It is a well known fact that the high school graduation rate in Alaska is below average compared that of the lower forty-eight. In Anchorage a group of high school students discussed what they are thankful for; many said “Opportunities.” These students are part of the Chugach School District’s Voyage to Excellence Program, formed by the Chugach Alaska Corporation. This is a wonderfully beneficial program that brings Alaska Native, as well as rural, students from all parts of Alaska to Anchorage where they are taught about life, how to plan their future, and prepare for graduation exams. In its 10th year, this program has achieved great success, with a phenomenal 98% high school graduation rate. Compare that number to the 2006 statewide graduation rate for Alaska Natives of 45%, the lowest percentage of any ethnic group in the state, according to the state Department of Education, which is already below Alaska’s overall graduation rate of 60%.

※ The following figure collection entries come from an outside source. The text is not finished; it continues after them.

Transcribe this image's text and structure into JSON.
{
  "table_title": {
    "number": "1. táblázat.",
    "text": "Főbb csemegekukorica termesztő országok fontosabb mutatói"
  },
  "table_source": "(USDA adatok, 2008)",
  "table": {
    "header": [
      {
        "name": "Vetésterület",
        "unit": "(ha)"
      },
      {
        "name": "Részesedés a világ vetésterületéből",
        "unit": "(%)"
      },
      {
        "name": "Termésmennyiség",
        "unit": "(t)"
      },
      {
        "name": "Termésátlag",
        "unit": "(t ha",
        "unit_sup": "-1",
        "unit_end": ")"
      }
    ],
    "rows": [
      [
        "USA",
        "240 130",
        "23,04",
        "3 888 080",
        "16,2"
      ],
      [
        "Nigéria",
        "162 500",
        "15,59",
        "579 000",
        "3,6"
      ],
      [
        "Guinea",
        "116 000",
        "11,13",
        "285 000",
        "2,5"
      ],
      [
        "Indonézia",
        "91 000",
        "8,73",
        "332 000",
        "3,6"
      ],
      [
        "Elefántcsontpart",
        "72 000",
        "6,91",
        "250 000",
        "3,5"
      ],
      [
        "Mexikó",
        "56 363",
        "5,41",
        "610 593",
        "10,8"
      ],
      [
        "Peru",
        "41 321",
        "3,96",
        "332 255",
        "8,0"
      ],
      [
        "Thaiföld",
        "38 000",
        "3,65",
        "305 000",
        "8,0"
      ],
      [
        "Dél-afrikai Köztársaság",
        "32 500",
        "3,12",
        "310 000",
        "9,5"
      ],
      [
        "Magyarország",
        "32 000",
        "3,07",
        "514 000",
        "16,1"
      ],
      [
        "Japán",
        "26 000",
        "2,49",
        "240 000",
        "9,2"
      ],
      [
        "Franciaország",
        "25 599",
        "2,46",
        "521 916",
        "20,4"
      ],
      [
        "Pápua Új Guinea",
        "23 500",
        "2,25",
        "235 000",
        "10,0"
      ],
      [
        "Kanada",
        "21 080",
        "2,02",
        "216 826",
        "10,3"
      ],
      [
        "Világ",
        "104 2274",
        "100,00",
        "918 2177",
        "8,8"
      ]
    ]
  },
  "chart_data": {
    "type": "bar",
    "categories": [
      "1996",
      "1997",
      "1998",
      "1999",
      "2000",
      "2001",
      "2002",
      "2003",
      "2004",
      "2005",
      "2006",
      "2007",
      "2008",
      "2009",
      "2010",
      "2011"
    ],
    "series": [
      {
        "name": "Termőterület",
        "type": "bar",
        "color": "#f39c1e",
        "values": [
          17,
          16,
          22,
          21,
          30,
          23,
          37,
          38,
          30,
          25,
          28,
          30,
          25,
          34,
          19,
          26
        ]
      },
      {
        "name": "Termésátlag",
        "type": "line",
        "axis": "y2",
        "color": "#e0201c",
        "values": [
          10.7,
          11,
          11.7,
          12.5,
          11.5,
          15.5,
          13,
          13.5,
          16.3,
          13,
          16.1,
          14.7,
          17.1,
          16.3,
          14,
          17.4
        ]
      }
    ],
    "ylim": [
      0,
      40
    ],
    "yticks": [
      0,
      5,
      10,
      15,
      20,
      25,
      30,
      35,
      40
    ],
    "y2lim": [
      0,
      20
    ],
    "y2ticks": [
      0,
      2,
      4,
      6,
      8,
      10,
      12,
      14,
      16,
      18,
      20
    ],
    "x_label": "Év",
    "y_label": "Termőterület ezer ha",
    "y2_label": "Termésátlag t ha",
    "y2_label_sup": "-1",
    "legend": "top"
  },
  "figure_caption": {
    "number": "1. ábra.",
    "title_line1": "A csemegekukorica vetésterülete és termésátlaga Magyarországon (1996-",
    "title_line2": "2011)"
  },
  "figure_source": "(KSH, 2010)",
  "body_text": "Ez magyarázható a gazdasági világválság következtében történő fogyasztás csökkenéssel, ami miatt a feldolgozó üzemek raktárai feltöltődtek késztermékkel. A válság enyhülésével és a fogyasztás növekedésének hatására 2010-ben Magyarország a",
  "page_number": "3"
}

Unfortunately, because the program has limited funding provided by the state and grants, the program can only take 150 participates each year. Why is this? If the program has such a high success rate, why is there not more money going into it? As sociologists, do you think it is because they are a minority, so most of the state money and grants go towards privileged students? Is it that those in charge have expectations of failure for Alaska Native students, or hold negative stereotypes of Alaska Natives – having children at a young age, or the tendency towards consumption of alcohol that forces them to drop out? Or is it something else?
Some might think that this program is taking away Alaska Native culture, because it forces them to leave their villages and travel away from their traditional homes and ways of life. But this program does the opposite. It provides Alaska Native students the opportunity to succeed where they have not been so successful before, in education. Culture norms and values are passed down from generation to generation. However this program is not about taking away their culture but help educate the next generations with skills that can be used both in cities and back home in their villages.